Mesmo diante de todas as evidências, entretanto,
pequenas áreas protegidas sobre o mar não chegam a 0,35% das áreas mais
restritas em terra, com parques e reservas extrativistas, ou a 1,6% das áreas
de proteção ambiental (conservation.org, 7/4/2014). E ainda sabendo que a
temperatura no Oceano Pacífico é hoje muito mais alta que há 10 mil anos, por
causa da absorção de calor pelos oceanos, segundo a Universidade Rutgers
(Science, agosto de 2014). O governo australiano pesquisa (The Guardian,
3/2/2015) espécies de corais para cruzá-las e obter outras, capazes de
enfrentar temperaturas crescentes no mar.

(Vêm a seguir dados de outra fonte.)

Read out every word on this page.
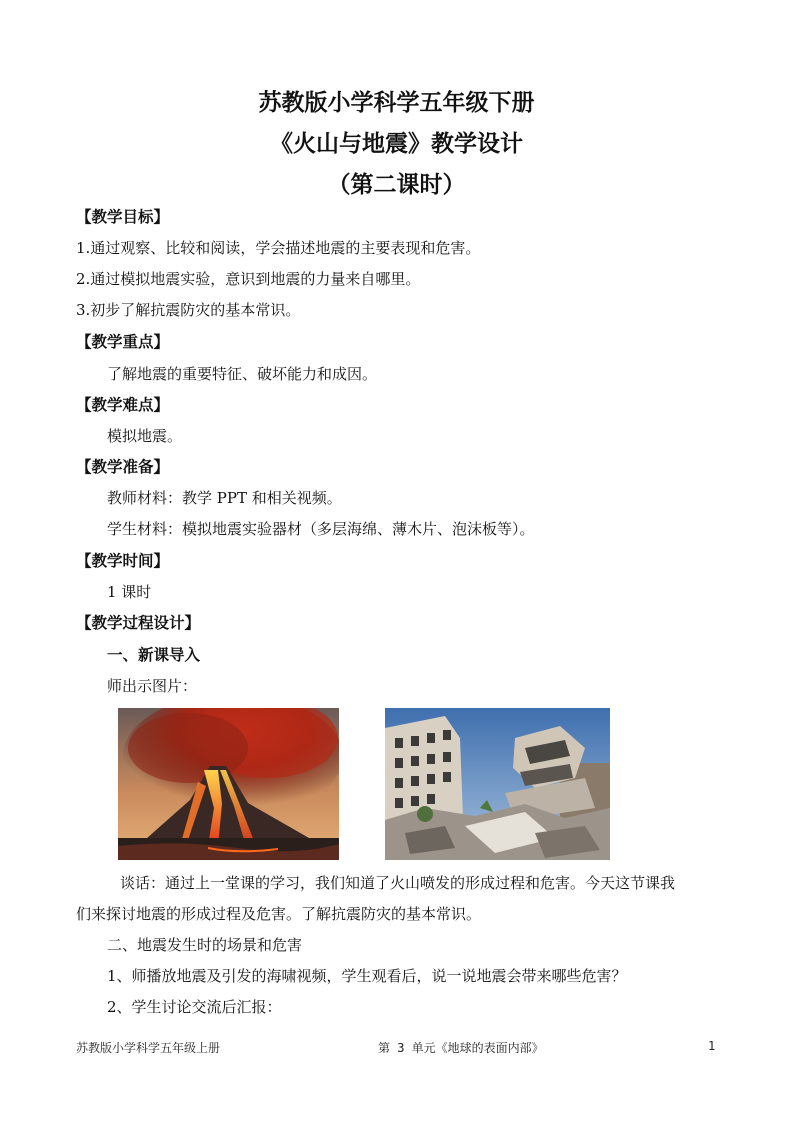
苏教版小学科学五年级下册
《火山与地震》教学设计
（第二课时）
【教学目标】
1.通过观察、比较和阅读，学会描述地震的主要表现和危害。
2.通过模拟地震实验，意识到地震的力量来自哪里。
3.初步了解抗震防灾的基本常识。
【教学重点】
了解地震的重要特征、破坏能力和成因。
【教学难点】
模拟地震。
【教学准备】
教师材料：教学 PPT 和相关视频。
学生材料：模拟地震实验器材（多层海绵、薄木片、泡沫板等）。
【教学时间】
1 课时
【教学过程设计】
一、新课导入
师出示图片：
谈话：通过上一堂课的学习，我们知道了火山喷发的形成过程和危害。今天这节课我
们来探讨地震的形成过程及危害。了解抗震防灾的基本常识。
二、地震发生时的场景和危害
1、师播放地震及引发的海啸视频，学生观看后，说一说地震会带来哪些危害？
2、学生讨论交流后汇报：
苏教版小学科学五年级上册	第 3 单元《地球的表面内部》	1
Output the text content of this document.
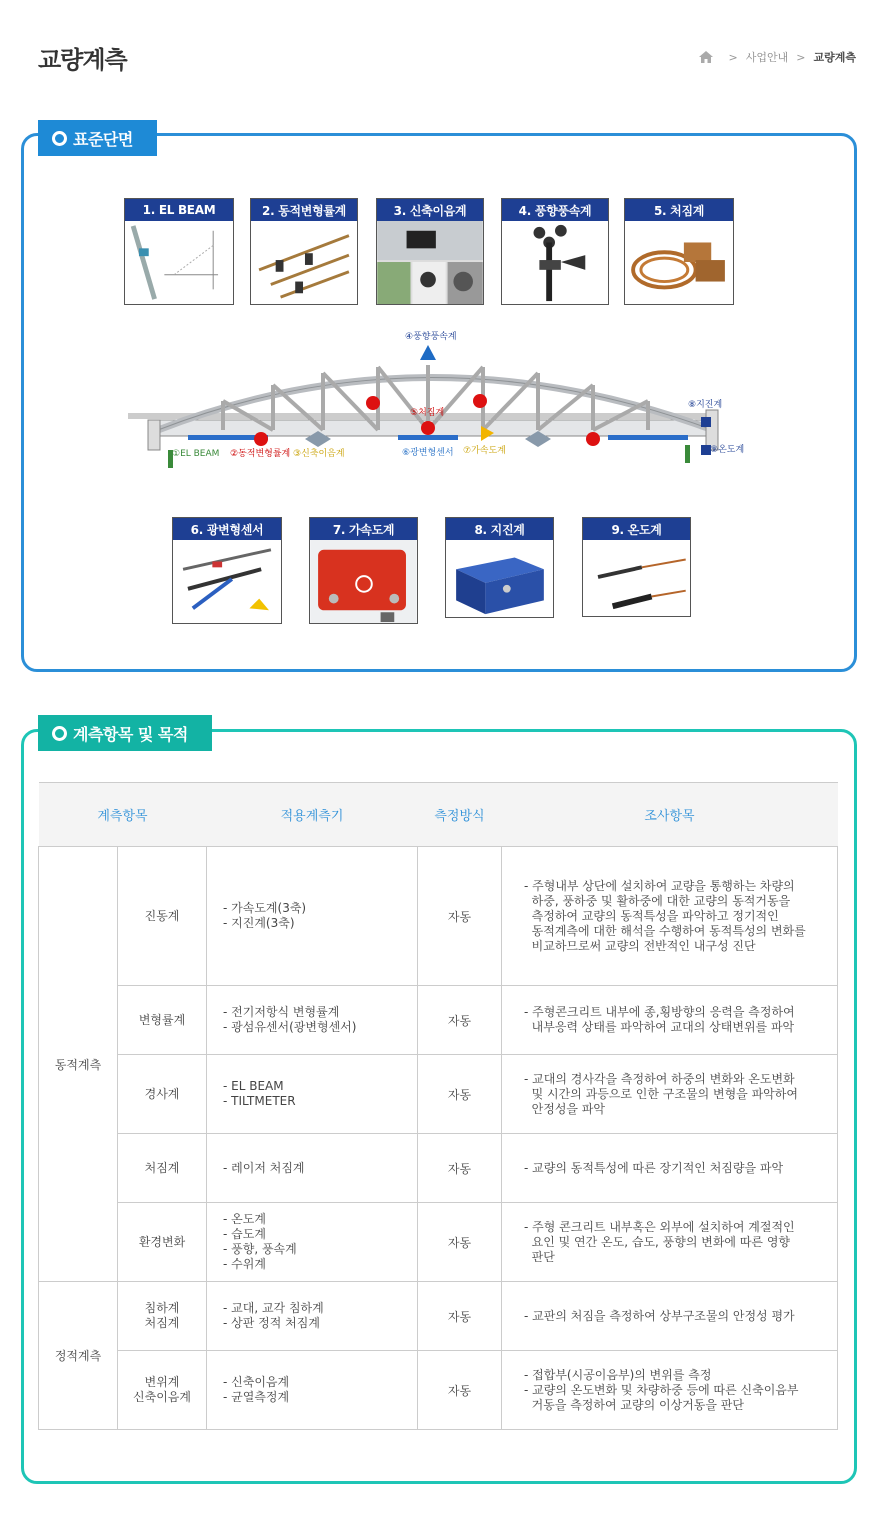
교량계측	> 사업안내 > 교량계측
표준단면
1. EL BEAM	2. 동적변형률계	3. 신축이음계	4. 풍향풍속계	5. 처짐계
④풍향풍속계
⑤처짐계
⑧지진계
⑨온도계
①EL BEAM ②동적변형률계 ③신축이음계	⑥광변형센서 ⑦가속도계
6. 광변형센서	7. 가속도계	8. 지진계	9. 온도계
계측항목 및 목적
계측항목		적용계측기	측정방식	조사항목
동적계측	진동계	- 가속도계(3축)
- 지진계(3축)	자동	- 주형내부 상단에 설치하여 교량을 통행하는 차량의
하중, 풍하중 및 활하중에 대한 교량의 동적거동을
측정하여 교량의 동적특성을 파악하고 정기적인
동적계측에 대한 해석을 수행하여 동적특성의 변화를
비교하므로써 교량의 전반적인 내구성 진단

	변형률계	- 전기저항식 변형률계
- 광섬유센서(광변형센서)	자동	- 주형콘크리트 내부에 종,횡방향의 응력을 측정하여
내부응력 상태를 파악하여 교대의 상태변위를 파악

	경사계	- EL BEAM
- TILTMETER	자동	- 교대의 경사각을 측정하여 하중의 변화와 온도변화
및 시간의 과등으로 인한 구조물의 변형을 파악하여
안정성을 파악

	처짐계	- 레이저 처짐계	자동	- 교량의 동적특성에 따른 장기적인 처짐량을 파악

	환경변화	- 온도계
- 습도계
- 풍향, 풍속계
- 수위계	자동	- 주형 콘크리트 내부혹은 외부에 설치하여 계절적인
요인 및 연간 온도, 습도, 풍향의 변화에 따른 영향
판단

정적계측	침하계
처짐계	- 교대, 교각 침하계
- 상판 정적 처짐계	자동	- 교판의 처짐을 측정하여 상부구조물의 안정성 평가

	변위계
신축이음계	- 신축이음계
- 균열측정계	자동	- 접합부(시공이음부)의 변위를 측정
- 교량의 온도변화 및 차량하중 등에 따른 신축이음부
거동을 측정하여 교량의 이상거동을 판단
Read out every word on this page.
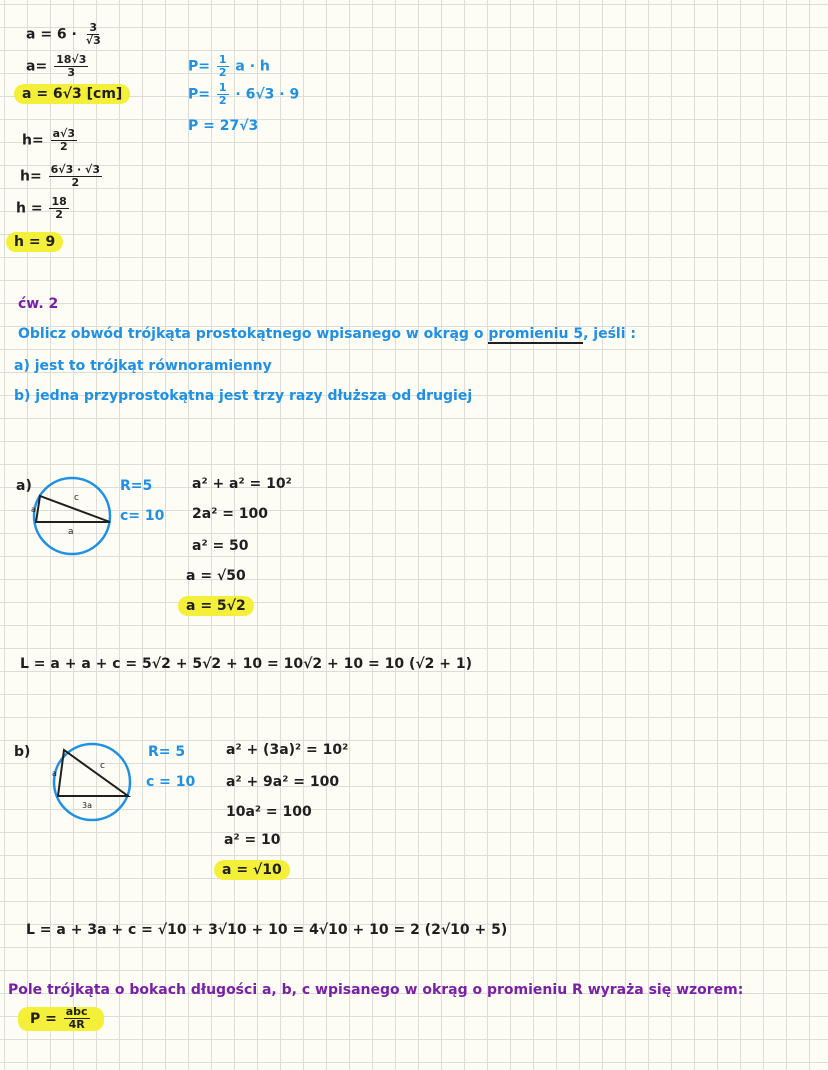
$a = 6 \cdot \frac{3}{√3}$
$a= \frac{18√3}{3}$
a = 6√3 [cm]
$h= \frac{a√3}{2}$
$h= \frac{6√3 \cdot √3}{2}$
$h = \frac{18}{2}$
h = 9
$P= \frac{1}{2}$ a · h
$P= \frac{1}{2} \cdot 6√3 \cdot 9$
P = 27√3
ćw. 2
Oblicz obwód trójkąta prostokątnego wpisanego w okrąg o promieniu 5, jeśli :
a) jest to trójkąt równoramienny
b) jedna przyprostokątna jest trzy razy dłuższa od drugiej
a)
c
a
a
R=5
c= 10
a² + a² = 10²
2a² = 100
a² = 50
a = √50
a = 5√2
L = a + a + c = 5√2 + 5√2 + 10 = 10√2 + 10 = 10 (√2 + 1)
b)
c
a
3a
R= 5
c = 10
a² + (3a)² = 10²
a² + 9a² = 100
10a² = 100
a² = 10
a = √10
L = a + 3a + c = √10 + 3√10 + 10 = 4√10 + 10 = 2 (2√10 + 5)
Pole trójkąta o bokach długości a, b, c wpisanego w okrąg o promieniu R wyraża się wzorem:
$P = \frac{\text{abc}}{4R}$
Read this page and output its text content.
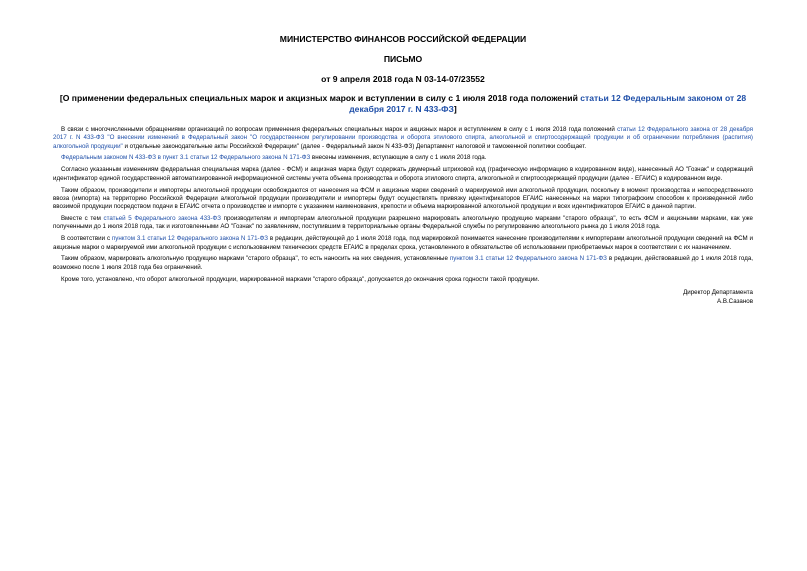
МИНИСТЕРСТВО ФИНАНСОВ РОССИЙСКОЙ ФЕДЕРАЦИИ
ПИСЬМО
от 9 апреля 2018 года N 03-14-07/23552
[О применении федеральных специальных марок и акцизных марок и вступлении в силу с 1 июля 2018 года положений статьи 12 Федеральным законом от 28 декабря 2017 г. N 433-ФЗ]

В связи с многочисленными обращениями организаций по вопросам применения федеральных специальных марок и акцизных марок и вступлением в силу с 1 июля 2018 года положений статьи 12 Федерального закона от 28 декабря 2017 г. N 433-ФЗ "О внесении изменений в Федеральный закон "О государственном регулировании производства и оборота этилового спирта, алкогольной и спиртосодержащей продукции и об ограничении потребления (распития) алкогольной продукции" и отдельные законодательные акты Российской Федерации" (далее - Федеральный закон N 433-ФЗ) Департамент налоговой и таможенной политики сообщает.

Федеральным законом N 433-ФЗ в пункт 3.1 статьи 12 Федерального закона N 171-ФЗ внесены изменения, вступающие в силу с 1 июля 2018 года.

Согласно указанным изменениям федеральная специальная марка (далее - ФСМ) и акцизная марка будут содержать двумерный штриховой код (графическую информацию в кодированном виде), нанесенный АО "Гознак" и содержащий идентификатор единой государственной автоматизированной информационной системы учета объема производства и оборота этилового спирта, алкогольной и спиртосодержащей продукции (далее - ЕГАИС) в кодированном виде.

Таким образом, производители и импортеры алкогольной продукции освобождаются от нанесения на ФСМ и акцизные марки сведений о маркируемой ими алкогольной продукции, поскольку в момент производства и непосредственного ввоза (импорта) на территорию Российской Федерации алкогольной продукции производители и импортеры будут осуществлять привязку идентификаторов ЕГАИС нанесенных на марки типографским способом к произведенной либо ввозимой продукции посредством подачи в ЕГАИС отчета о производстве и импорте с указанием наименования, крепости и объема маркированной алкогольной продукции и всех идентификаторов ЕГАИС в данной партии.

Вместе с тем статьей 5 Федерального закона 433-ФЗ производителям и импортерам алкогольной продукции разрешено маркировать алкогольную продукцию марками "старого образца", то есть ФСМ и акцизными марками, как уже полученными до 1 июля 2018 года, так и изготовленными АО "Гознак" по заявлениям, поступившим в территориальные органы Федеральной службы по регулированию алкогольного рынка до 1 июля 2018 года.

В соответствии с пунктом 3.1 статьи 12 Федерального закона N 171-ФЗ в редакции, действующей до 1 июля 2018 года, под маркировкой понимается нанесение производителями к импортерами алкогольной продукции сведений на ФСМ и акцизные марки о маркируемой ими алкогольной продукции с использованием технических средств ЕГАИС в пределах срока, установленного в обязательстве об использовании приобретаемых марок в соответствии с их назначением.

Таким образом, маркировать алкогольную продукцию марками "старого образца", то есть наносить на них сведения, установленные пунктом 3.1 статьи 12 Федерального закона N 171-ФЗ в редакции, действовавшей до 1 июля 2018 года, возможно после 1 июля 2018 года без ограничений.

Кроме того, установлено, что оборот алкогольной продукции, маркированной марками "старого образца", допускается до окончания срока годности такой продукции.

Директор Департамента
А.В.Сазанов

Conversações entre o secretário-geral da FAO e o
secretário de Estado norte-americano, John Kerry, abriram caminho para um
possível acordo global nessa área, já que, segundo a organização da ONU, 10% da
população mundial depende diretamente da pesca para seu sustento e 4,3 bilhões
de pessoas dependem em 15% das proteínas provenientes desse setor. A ONU pretende
que, numa conferência intergovernamental (Eco21, março de 2015), se consiga
chegar a um tratado vinculante para conservar a vida marítima e regular as
águas de alto mar, fora da jurisdição dos países. Tudo, entretanto, dependerá
de aprovação da Assembleia-Geral da ONU em setembro próximo, para uma redação
final em 2016 e votação decisiva em 2017. As águas de alto-mar cobrem 50% da
superfície da Terra e nelas estão ecossistemas ameaçados. Diz o Instituto da
Universidade de Queens, na Austrália, que 50% dos corais já desapareceram e 90%
dos peixes estão explorados “em excesso”.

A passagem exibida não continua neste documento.